The only thing that made it all worth while was getting a big paycheck. It was always handwritten by the farmer’s wife, while we waited in the shade of an old tree in the front yard of the farm house. After our Saturday shift waiting for our checks we'd often get our fill of lemonade and oatmeal cookies too.

But the job had other perks. Speed walking six hours a day, six days a week, made my thighs as lean as pretzel sticks. Since I spent many of my afternoons at the community pool, in the early eighties when dark coconut oil trumped sunscreen, I was quite tanned as well.

I maximized the look by wearing short shorts every summer afternoon. One day toward the end of beaning season I came home from another day of drudgery, and as usual showered and curled my hair. I put on a bit of lip gloss for a finishing touch. With all signs of dirty farm work erased, I dressed in tan cotton short shorts and a teal green knit polo top.

At my mom’s request, I then rode my bike up town to run an errand. After setting the used Schwinn against the white washed store front, I walked in. The old wooden door had a Christmas bell, holly included, hanging on it which jingled with each opening and closing. In the nearly empty, dimly lit mom and pop store I grabbed what I needed and got in line to pay for my purchase. Somewhere from the back room appeared the farmer’s son in a John Deere yellow and green baseball cap.

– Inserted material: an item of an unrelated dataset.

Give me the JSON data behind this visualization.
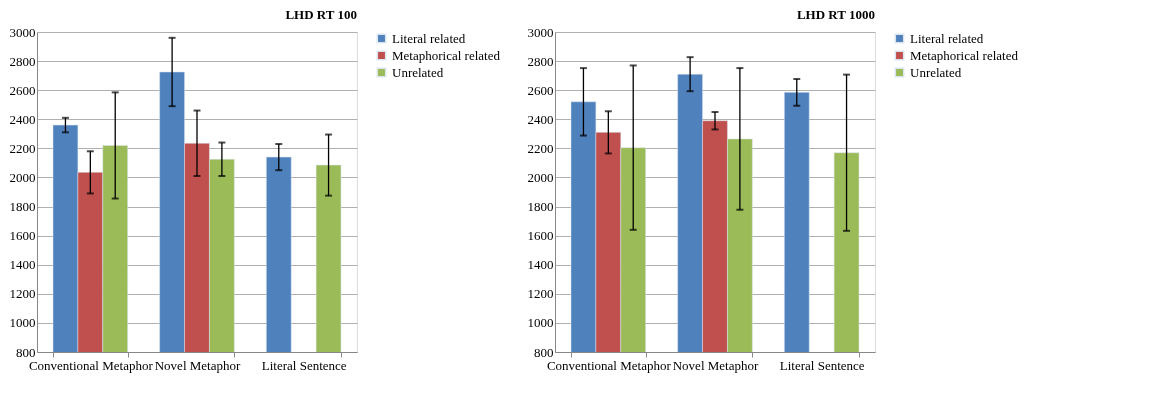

He took one look at me and then took a longer drink.

“Debbie,” he asked, as if he was not sure he recognized me, “Is that you?”

I was immediately offended. “How could he see me virtually everyday for a month and still not recognize me?” I wondered. But I was also terrified to have been spoken to directly by a nineteen year-old boy.

So I nodded in the affirmative.

“Boy, you look a shade different than you do in the bean field,” he commented still eyeing me from glossed lips to tanned ankle.

I was so embarrassed and confused I did not know what to say. All I could think of was that I hoped I looked different than I did as a the mangled hair, muddy mess that I was in the bean field. After a few moments of my dumb-stricken silence, he shrugged his muscular shoulders slightly, smiled, met up with his girlfriend, and walked out of the store.

The next Monday morning in the bean field I was suddenly bumped up to the older crew. This promotion meant I received a 50 cents an hour raise for the rest of the season. My younger sisters, on the other hand, remained with the farmer’s wife for the next couple weeks.

While my dad was proud, assuming his daughter’s hard work had caught the farmer’s eye, I realized it probably had a lot more to do with the eye of farmer’s son and my short shorts.